Si potrebbe dire che questo spettacolo disegna legami invisibili .Le due persone lontanissime sono ombre che vivono la stessa tragedia e sul palcoscenico le loro voci libere svelano la inconsistenza della politica, la indifferenza della società, da cui ci si salva solo attraverso piccoli gesti individuali di solidarietà

Bella la regia di Gian Piero Borgia penetrante e a volte cupa la scena di Alvisi+Kirimoto , importanti le luci di Stefano Valentini. Incredibile l’attore Fabio Troiano e decisamente non in forma Donatella Finocchiaro che si fa fatica a seguire.

Insomma ieri sera sono stata su una barca in mezzo al mare …e mi è venuto quasi un malessere che covo da tempo:l’isolamento…il senso dell’esserci-non esserci, perché viviamo immersi in un rancore globalizzato che ci fa dimenticare i valori per cui vivemmo, tutti così resi monadi da uno Stato ladro, contro il quale non ci si puo’ difendere, se non seguendo la solita luce….anche quella di un galleggiante che porta in salvo un vivo…e quel vivo ci parla di altre guerre di sopravvivenza, di semplicità di conquista di una riva, di un mondo, anche solo di un sorriso.

La pièce teatrale è breve ed intensa perché non parla solo degli extracomunitari e della integrazione ma fa leva piuttosto sulla PIETAS, quella che abbiamo perduto e sulla improvvisa CUM-PASSIO di un passante, E’ in fondo ironicamente una denuncia sociale del nostro mondo fatto di Banche che dissanguano e di Poteri Forti che nessuno elimina.
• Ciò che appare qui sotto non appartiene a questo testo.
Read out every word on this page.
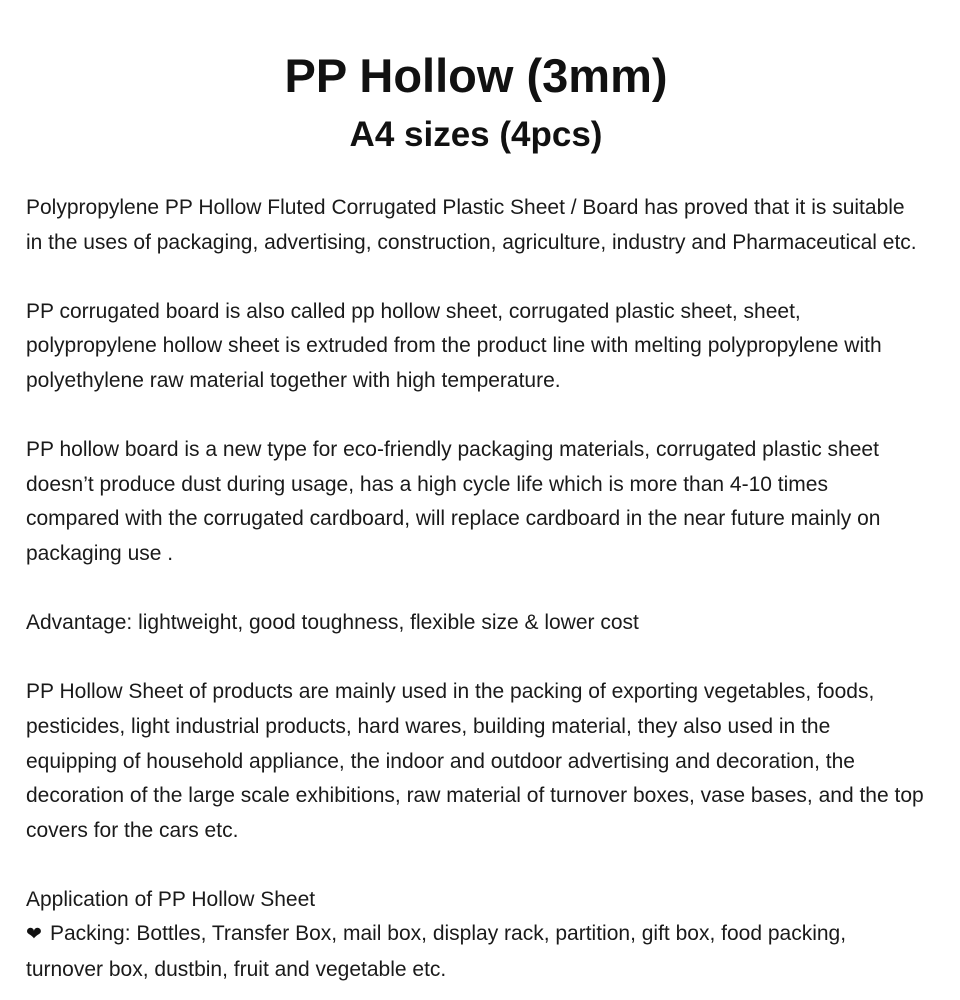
PP Hollow (3mm)
A4 sizes (4pcs)

Polypropylene PP Hollow Fluted Corrugated Plastic Sheet / Board has proved that it is suitable in the uses of packaging, advertising, construction, agriculture, industry and Pharmaceutical etc.

PP corrugated board is also called pp hollow sheet, corrugated plastic sheet, sheet, polypropylene hollow sheet is extruded from the product line with melting polypropylene with polyethylene raw material together with high temperature.

PP hollow board is a new type for eco-friendly packaging materials, corrugated plastic sheet doesn’t produce dust during usage, has a high cycle life which is more than 4-10 times compared with the corrugated cardboard, will replace cardboard in the near future mainly on packaging use .

Advantage: lightweight, good toughness, flexible size & lower cost

PP Hollow Sheet of products are mainly used in the packing of exporting vegetables, foods, pesticides, light industrial products, hard wares, building material, they also used in the equipping of household appliance, the indoor and outdoor advertising and decoration, the decoration of the large scale exhibitions, raw material of turnover boxes, vase bases, and the top covers for the cars etc.

Application of PP Hollow Sheet

❤ Packing: Bottles, Transfer Box, mail box, display rack, partition, gift box, food packing, turnover box, dustbin, fruit and vegetable etc.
E ci sarebbe da dire molto sulla Sicilia…questa grande zattera impotente nel Mediterraneo buttata lì da Dio ad indicare bellezza e sofferenza ed anche sulla città piu’ povera di ingegno che è Messina, non perché non abbia avuto o non abbia persone di ingegno ma perché la massa si nutre di una banalità senza fine, ignorando il mistero del valore aggiunto che sarebbe chiedere ad alcuni Giudici di dimettersi in quanto longa manus di un sistema estremamente corrotto.

E poi vuoi mettere la bellezza del Teatro Vittorio….la transumanza di un mondo che a specchio ci racconta di questo atavico rancore? Il Teatro si erge possente, abbiamo due audaci direttori artisti, un Presidente che si batte, un Sovraintendente che dice : “Le porte sono aperte non ci lasciate soli”, ma il Teatro è solo, ad una conferenza ho visto un Collega andar via invece di comprendere come si puo’ e si deve ripianare un debito creato da altri. Se tutti si capisse da che parte stare non ci troveremmo nelle nostre estreme Lampeduse, quasi ……senza speranza.